In recent years, quantifying ectopic pregnancy in the United States has become difficult because ectopic pregnancies treated during multiple outpatient visits cannot be reliably identified and tracked using traditional surveillance data; this has left administrative claims data as an important surveillance tool (9). Medicaid is an important data source for maternal health epidemiology since it includes low-income women, a population at high risk for maternal morbidity and mortality (3, 10). We previously reported ectopic pregnancy rates among Medicaid beneficiaries in three large states – California (2.07% of all reported pregnancies), Illinois (2.43%), and New York (2.38%) – from 2000 through 2003 (6). These rates were generally higher than those reported in other studies based on insurance data, including the MarketScan nationwide database of commercial insurers (1.6% in 2002–07 if all ectopic pregnancy diagnoses were counted, or 0.64% if only those with a documented treatment were included), (11) Kaiser Permanente Northern California (2.07% in 1997–2000) (12) and Group Health Cooperative in Idaho and Washington state (1.36% in 2005–07)(13). We also found that within the Medicaid population, African American women had significantly higher risk of ectopic pregnancy than whites in the three states studied (California, Illinois, New York); trends for other race/ethnicity groups varied by state. Ectopic pregnancy rates in the Medicaid population from other states and more recent years are unknown.

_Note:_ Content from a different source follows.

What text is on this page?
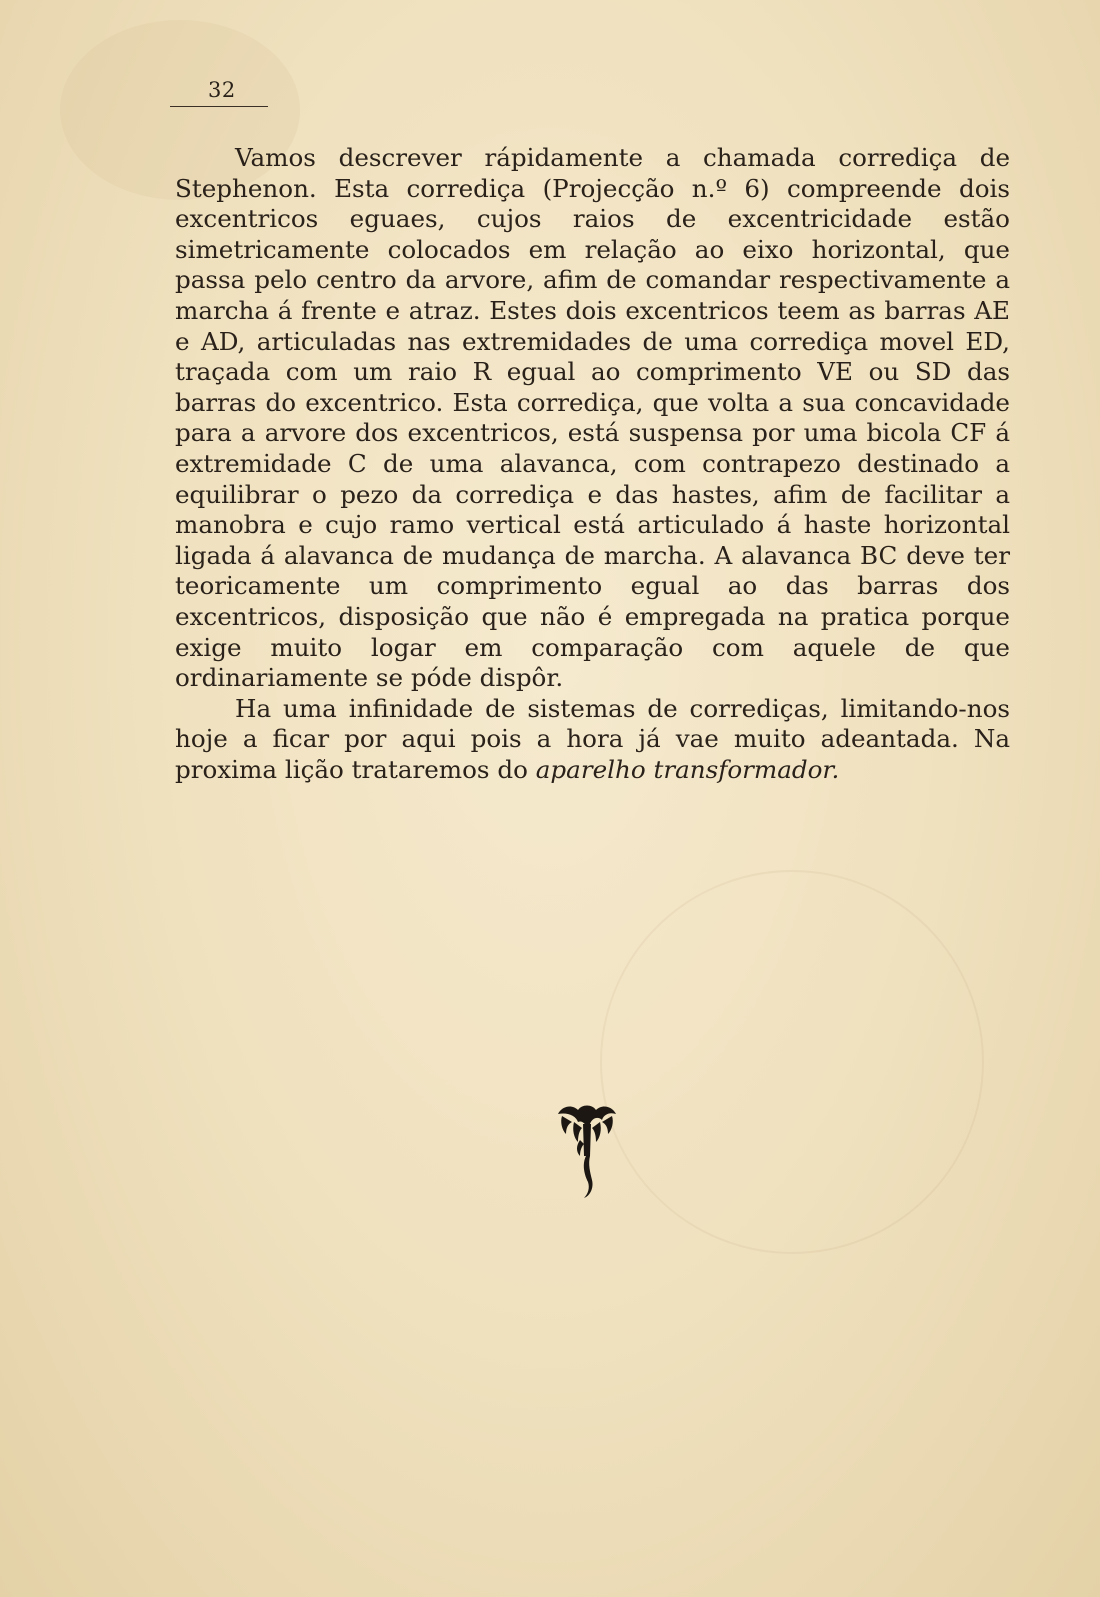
32

Vamos descrever rápidamente a chamada corrediça de Stephenon. Esta corrediça (Projecção n.º 6) compreende dois excentricos eguaes, cujos raios de excentricidade estão simetricamente colocados em relação ao eixo horizontal, que passa pelo centro da arvore, afim de comandar respectivamente a marcha á frente e atraz. Estes dois excentricos teem as barras AE e AD, articuladas nas extremidades de uma corrediça movel ED, traçada com um raio R egual ao comprimento VE ou SD das barras do excentrico. Esta corrediça, que volta a sua concavidade para a arvore dos excentricos, está suspensa por uma bicola CF á extremidade C de uma alavanca, com contrapezo destinado a equilibrar o pezo da corrediça e das hastes, afim de facilitar a manobra e cujo ramo vertical está articulado á haste horizontal ligada á alavanca de mudança de marcha. A alavanca BC deve ter teoricamente um comprimento egual ao das barras dos excentricos, disposição que não é empregada na pratica porque exige muito logar em comparação com aquele de que ordinariamente se póde dispôr.

Ha uma infinidade de sistemas de corrediças, limitando-nos hoje a ficar por aqui pois a hora já vae muito adeantada. Na proxima lição trataremos do aparelho transformador.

We conducted this study to assess recent ectopic pregnancy rates and incidence (2004–08) in a 14-state population that includes an estimated 58% of the US population of female Medicaid beneficiaries of reproductive age (14). We also aimed to assess whether there was a time trend in rates among women in California, Illinois and New York, the three states we had previously studies, from 2000 to 2008. Finally we examined disparities by race/ethnicity in this large population of low-income women.
MATERIALS AND METHODS
We received Medicaid Analytic Extract data files from the Centers for Medicare and Medicaid Services (CMS) under an approved Data Use Agreement. The study’s institutional review board acknowledged the study as exempt from review since it constituted a secondary analysis of deidentified data. The authors had no conflicts of interest. We examined Medicaid claims for all female beneficiaries 10–55 years of age in Arizona, California, Colorado, Florida, Illinois, Indiana, Iowa, Louisiana, Massachusetts, Michigan, Minnesota, Mississippi, New York and Texas, 2004–08. We selected these states to maximize number of enrollees, geographic spread and racial diversity, given that we could purchase data for 14 states. These data files include person-level information on Medicaid enrollees and encounter-level information for Medicaid claims from all sources of care, including inpatient, outpatient, physician services, radiology, and clinic visits. We did not examine long-term care files or pharmacy prescription claims for this study since our previous research found these did not contribute valuable information about ectopic pregnancy. We included women aged 15–44 in our analysis in order to make it comparable to other studies of women of reproductive age.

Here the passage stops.